Garlic and Thyme Pretzel Bites

This recipe is SO GOOD and SO EASY I just have to share it. I've made them twice in the past week and everybody loves them!! These make perfect game day snacks or appetizers for an Oktoberfest gathering. I'd like to call them "comfort snacks". Is that so wrong??
Here's how to make them:

4 t. active dry yeast
1 t. white sugar
1+1/2 c. warm water (110 degrees)

5 c. all purpose flour
1/2 c. white sugar
1+1/2 t. kosher salt (plus more for topping)
1 T. fresh thyme leaves
1 t. garlic powder
1 T. olive oil

1/2 c. baking soda
4 C. boiling water

1/4 c. Parmesan cheese (optional)

1. In a small bowl, dissolve yeast and 1 t. sugar in warm water. Let stand until foamy (about 10 minutes)

2. In a large bowl, mix together flour, 1/2 c. sugar, salt, garlic powder and thyme leaves. Make a well in the center of your dry ingredients and add the yeast mixture. Mix with hands to form into a soft dough. Depending on the weather, you may have to add more warm water (1 T. at a time) or possibly flour. You don't want the dough too sticky or overly dry.

3. Turn the dough out onto a lightly floured surface and knead until smooth and elastic (about 7-8 minutes). Lightly oil a large bowl. Place the dough in the bowl and turn to coat the dough with oil. Cover with plastic wrap and let rise in a warm place until doubled in size, about 1 hour. When dough has risen, punch down to deflate dough.

4. Preheat over to 425 degrees. Meanwhile, on stove top in a large pot, bring water and baking soda to boil.

5. Breaking off golf ball sizes of dough, roll dough in the palms of your hands and drop into boiling water until the dough balls rise to the surface of the water and float.

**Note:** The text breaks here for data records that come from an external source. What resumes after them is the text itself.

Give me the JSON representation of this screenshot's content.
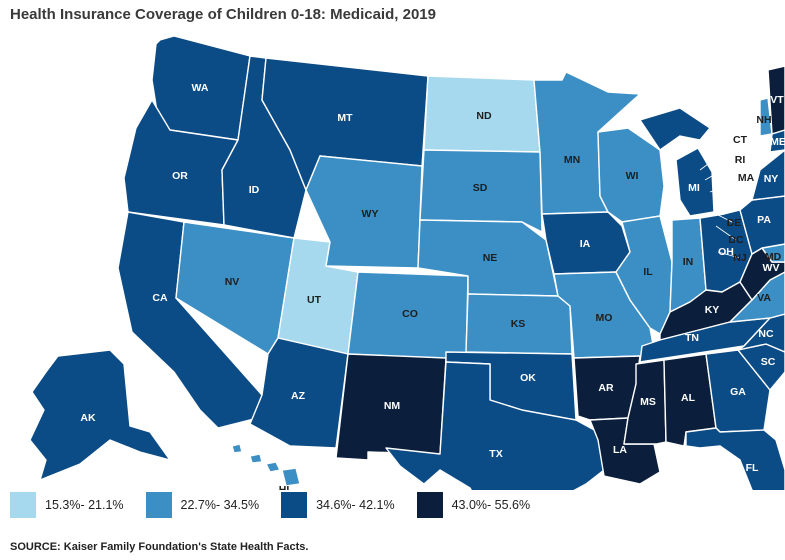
{
  "title": "Health Insurance Coverage of Children 0-18: Medicaid, 2019",
  "source": "SOURCE: Kaiser Family Foundation's State Health Facts.",
  "colors": {
    "c1": "#a6d8ee",
    "c2": "#3b8fc5",
    "c3": "#0b4b86",
    "c4": "#0b1f3c",
    "border": "#ffffff"
  },
  "legend": [
    {
      "label": "15.3%- 21.1%",
      "cls": "c1"
    },
    {
      "label": "22.7%- 34.5%",
      "cls": "c2"
    },
    {
      "label": "34.6%- 42.1%",
      "cls": "c3"
    },
    {
      "label": "43.0%- 55.6%",
      "cls": "c4"
    }
  ],
  "states": {
    "WA": {
      "label": "WA",
      "cls": "c3"
    },
    "OR": {
      "label": "OR",
      "cls": "c3"
    },
    "CA": {
      "label": "CA",
      "cls": "c3"
    },
    "ID": {
      "label": "ID",
      "cls": "c3"
    },
    "NV": {
      "label": "NV",
      "cls": "c2"
    },
    "UT": {
      "label": "UT",
      "cls": "c1"
    },
    "AZ": {
      "label": "AZ",
      "cls": "c3"
    },
    "MT": {
      "label": "MT",
      "cls": "c3"
    },
    "WY": {
      "label": "WY",
      "cls": "c2"
    },
    "CO": {
      "label": "CO",
      "cls": "c2"
    },
    "NM": {
      "label": "NM",
      "cls": "c4"
    },
    "ND": {
      "label": "ND",
      "cls": "c1"
    },
    "SD": {
      "label": "SD",
      "cls": "c2"
    },
    "NE": {
      "label": "NE",
      "cls": "c2"
    },
    "KS": {
      "label": "KS",
      "cls": "c2"
    },
    "OK": {
      "label": "OK",
      "cls": "c3"
    },
    "TX": {
      "label": "TX",
      "cls": "c3"
    },
    "MN": {
      "label": "MN",
      "cls": "c2"
    },
    "IA": {
      "label": "IA",
      "cls": "c3"
    },
    "MO": {
      "label": "MO",
      "cls": "c2"
    },
    "AR": {
      "label": "AR",
      "cls": "c4"
    },
    "LA": {
      "label": "LA",
      "cls": "c4"
    },
    "WI": {
      "label": "WI",
      "cls": "c2"
    },
    "IL": {
      "label": "IL",
      "cls": "c2"
    },
    "MI": {
      "label": "MI",
      "cls": "c3"
    },
    "IN": {
      "label": "IN",
      "cls": "c2"
    },
    "OH": {
      "label": "OH",
      "cls": "c3"
    },
    "KY": {
      "label": "KY",
      "cls": "c4"
    },
    "TN": {
      "label": "TN",
      "cls": "c3"
    },
    "MS": {
      "label": "MS",
      "cls": "c4"
    },
    "AL": {
      "label": "AL",
      "cls": "c4"
    },
    "GA": {
      "label": "GA",
      "cls": "c3"
    },
    "FL": {
      "label": "FL",
      "cls": "c3"
    },
    "SC": {
      "label": "SC",
      "cls": "c3"
    },
    "NC": {
      "label": "NC",
      "cls": "c3"
    },
    "VA": {
      "label": "VA",
      "cls": "c2"
    },
    "WV": {
      "label": "WV",
      "cls": "c4"
    },
    "MD": {
      "label": "MD",
      "cls": "c2"
    },
    "DE": {
      "label": "DE",
      "cls": "c3"
    },
    "DC": {
      "label": "DC",
      "cls": "c3"
    },
    "PA": {
      "label": "PA",
      "cls": "c3"
    },
    "NJ": {
      "label": "NJ",
      "cls": "c2"
    },
    "NY": {
      "label": "NY",
      "cls": "c3"
    },
    "CT": {
      "label": "CT",
      "cls": "c3"
    },
    "RI": {
      "label": "RI",
      "cls": "c2"
    },
    "MA": {
      "label": "MA",
      "cls": "c2"
    },
    "VT": {
      "label": "VT",
      "cls": "c4"
    },
    "NH": {
      "label": "NH",
      "cls": "c2"
    },
    "ME": {
      "label": "ME",
      "cls": "c3"
    },
    "AK": {
      "label": "AK",
      "cls": "c3"
    },
    "HI": {
      "label": "HI",
      "cls": "c2"
    }
  }
}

Do not overcrowd the pot. You will have to do this in batches.

6. Remove dough balls from water using a slotted spoon and place on 2 parchment lined baking sheets, making sure they do not touch one another. Sprinkle dough with additional kosher salt and Parmesan cheese if desired (buy why wouldn't you?).

7. Bake in a preheated oven for 18-20 minutes, rotating the sheet pans half way through the baking process.

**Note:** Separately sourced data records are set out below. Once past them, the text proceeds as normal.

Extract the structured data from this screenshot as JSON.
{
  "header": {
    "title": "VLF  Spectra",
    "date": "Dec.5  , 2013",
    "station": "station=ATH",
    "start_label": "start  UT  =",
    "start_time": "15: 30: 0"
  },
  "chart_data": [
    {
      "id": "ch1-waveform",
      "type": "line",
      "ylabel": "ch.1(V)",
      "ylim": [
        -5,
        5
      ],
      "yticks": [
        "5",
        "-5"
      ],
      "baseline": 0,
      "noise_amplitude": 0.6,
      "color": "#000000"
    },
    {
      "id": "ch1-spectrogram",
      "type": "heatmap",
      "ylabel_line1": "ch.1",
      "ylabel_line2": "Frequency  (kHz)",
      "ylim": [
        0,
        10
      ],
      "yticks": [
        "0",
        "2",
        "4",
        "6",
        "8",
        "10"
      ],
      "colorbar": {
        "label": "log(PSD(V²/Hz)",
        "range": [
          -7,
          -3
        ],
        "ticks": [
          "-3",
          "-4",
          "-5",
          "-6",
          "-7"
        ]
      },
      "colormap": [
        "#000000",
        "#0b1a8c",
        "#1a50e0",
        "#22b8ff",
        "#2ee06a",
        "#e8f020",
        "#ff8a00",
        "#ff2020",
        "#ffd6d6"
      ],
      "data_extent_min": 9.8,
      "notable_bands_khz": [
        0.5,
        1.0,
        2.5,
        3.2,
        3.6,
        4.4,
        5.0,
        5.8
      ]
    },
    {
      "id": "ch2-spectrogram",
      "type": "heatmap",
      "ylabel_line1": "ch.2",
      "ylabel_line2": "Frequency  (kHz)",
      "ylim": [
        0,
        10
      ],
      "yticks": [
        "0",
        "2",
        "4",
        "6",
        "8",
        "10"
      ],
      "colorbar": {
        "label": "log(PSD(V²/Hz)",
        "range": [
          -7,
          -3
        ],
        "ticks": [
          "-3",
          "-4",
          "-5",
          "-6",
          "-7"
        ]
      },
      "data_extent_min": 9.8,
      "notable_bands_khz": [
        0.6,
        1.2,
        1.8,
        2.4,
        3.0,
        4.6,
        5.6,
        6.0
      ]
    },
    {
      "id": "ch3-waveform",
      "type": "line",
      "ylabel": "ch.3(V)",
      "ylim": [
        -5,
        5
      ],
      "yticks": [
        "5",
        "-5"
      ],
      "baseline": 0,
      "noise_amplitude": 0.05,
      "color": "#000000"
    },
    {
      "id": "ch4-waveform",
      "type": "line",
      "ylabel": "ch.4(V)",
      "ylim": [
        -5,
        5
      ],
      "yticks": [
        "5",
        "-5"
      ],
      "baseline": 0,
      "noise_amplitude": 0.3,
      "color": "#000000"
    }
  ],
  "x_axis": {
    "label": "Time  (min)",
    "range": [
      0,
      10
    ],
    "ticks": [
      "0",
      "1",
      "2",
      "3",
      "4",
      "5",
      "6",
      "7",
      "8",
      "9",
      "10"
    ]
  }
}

Here is my second batch all wrapped and ready to go to Oktoberfest! They were a complete hit and a great accompaniment to some good German beer!!
You may want to serve them with a honey mustard dipping sauce or a dipper of your choice, but it's certainly not necessary. These have enough flavor all on their own and you won't be disappointed. Enjoy!!!